Parliament of Canada
- Long title Bill C-560: An Act respecting the locking of cellular telephones ;
- Considered by: House of Commons of Canada

Legislative history
- Bill title: C-560: An Act respecting the locking of cellular telephones
- Introduced by: Bruce Hyer
- First reading: June 17, 2010

= Bill C-560: Cell Phone Freedom Act =

Proposed Canadian federal legislation

Bill C-560: Cell Phone Freedom Act (Projet de loi concernant le verrouillage des téléphones cellulaires) was a private member's bill proposed twice to the Parliament of Canada by an opposition member of Parliament. If passed, it would have required mobile phone providers to remove the SIM lock from devices, once a customer reached the end of their contract.

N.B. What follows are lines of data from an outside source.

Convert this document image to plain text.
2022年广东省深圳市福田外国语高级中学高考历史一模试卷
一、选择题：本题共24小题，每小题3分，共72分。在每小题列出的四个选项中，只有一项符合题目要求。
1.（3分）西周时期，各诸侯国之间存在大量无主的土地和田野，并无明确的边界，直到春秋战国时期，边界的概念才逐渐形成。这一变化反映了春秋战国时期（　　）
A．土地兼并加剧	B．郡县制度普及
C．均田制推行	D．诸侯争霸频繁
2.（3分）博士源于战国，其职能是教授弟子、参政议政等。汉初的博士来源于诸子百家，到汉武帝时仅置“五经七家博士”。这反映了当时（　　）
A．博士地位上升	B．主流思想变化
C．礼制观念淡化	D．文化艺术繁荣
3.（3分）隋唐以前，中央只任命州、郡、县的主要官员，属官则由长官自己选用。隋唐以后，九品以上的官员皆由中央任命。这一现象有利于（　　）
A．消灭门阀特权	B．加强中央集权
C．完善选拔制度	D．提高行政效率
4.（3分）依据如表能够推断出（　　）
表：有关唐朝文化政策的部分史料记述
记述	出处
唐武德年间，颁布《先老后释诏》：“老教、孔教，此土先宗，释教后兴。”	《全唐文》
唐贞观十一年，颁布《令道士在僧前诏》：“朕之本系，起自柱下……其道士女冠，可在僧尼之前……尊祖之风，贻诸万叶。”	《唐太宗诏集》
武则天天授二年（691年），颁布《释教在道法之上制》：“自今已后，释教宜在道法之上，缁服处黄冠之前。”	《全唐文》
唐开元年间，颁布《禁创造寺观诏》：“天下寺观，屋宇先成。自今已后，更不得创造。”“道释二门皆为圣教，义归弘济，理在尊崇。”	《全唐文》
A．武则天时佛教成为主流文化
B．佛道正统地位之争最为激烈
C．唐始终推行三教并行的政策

It was first introduced on June 17, 2010 in the House of Commons of Canada as Bill C-560 by Bruce Hyer, then the New Democratic Party Small Business Critic and Member of Parliament for Thunder Bay—Superior North. Bill C-560 died on the Order paper when Parliament was dissolved after the government's defeat on a confidence vote in March 2011. Hyer reintroduced the Cell Phone Freedom Act in the new session of Parliament on November 3, 2011, as Bill C-343. That version of the bill was not passed by the House of Commons.

== Provisions ==

The Cell Phone Freedom Act, if passed, would have mandated that:
- consumers buying new cell phones in Canada must be informed of the existence of any SIM lock (also known as a network lock) on their phone before sale;
- wireless phone companies must unlock handsets upon request, without fee, when a consumer purchases a new phone outright (unsubsidized) without a contract;
- wireless phone companies must unlock handsets upon request, without fee, when a consumer comes to the end of their contract, or at any time thereafter.
Under the proposed legislation, wireless service providers could still employ such locks on customer phones while under contract, so it was unlikely to impact the common practice of offering subsidized phones on contracts.

In introducing the Cell Phone Freedom Act in Parliament, Hyer commented that the bill would provide more consumer choice and competition in the wireless market. He mentioned that unlike many other countries, Canada did not have any regulations to allow consumers to unlock their cellular phones and move to other carriers. In his opinion, that meant less consumer choice, higher prices and worse services. The bill would require the vendor of the cellular phone to advise the purchaser of any locks prior to the sale, and to unlock the cellular phone at the end of the contract.

== Results ==

Rogers Wireless (and its sub-brand Fido Solutions) announced on December 15, 2010 that they would start offering to unlock all of their customers handsets for a flat fee of $50, in response to public pressure on the issue. The other two major national carriers, Bell Mobility and Telus Mobility, and their sub-brands followed suit in early 2011 provided that the device operated on their network as well as having a postpaid account for at least 90 days.

While the bill never became law, SIM locking was ultimately banned in Canada on December 1, 2017 as part of amendments to the Canadian Radio-television and Telecommunications Commission's Wireless Code. All new devices in Canada must be sold unlocked, and carriers must offer to unlock existing phones free-of-charge.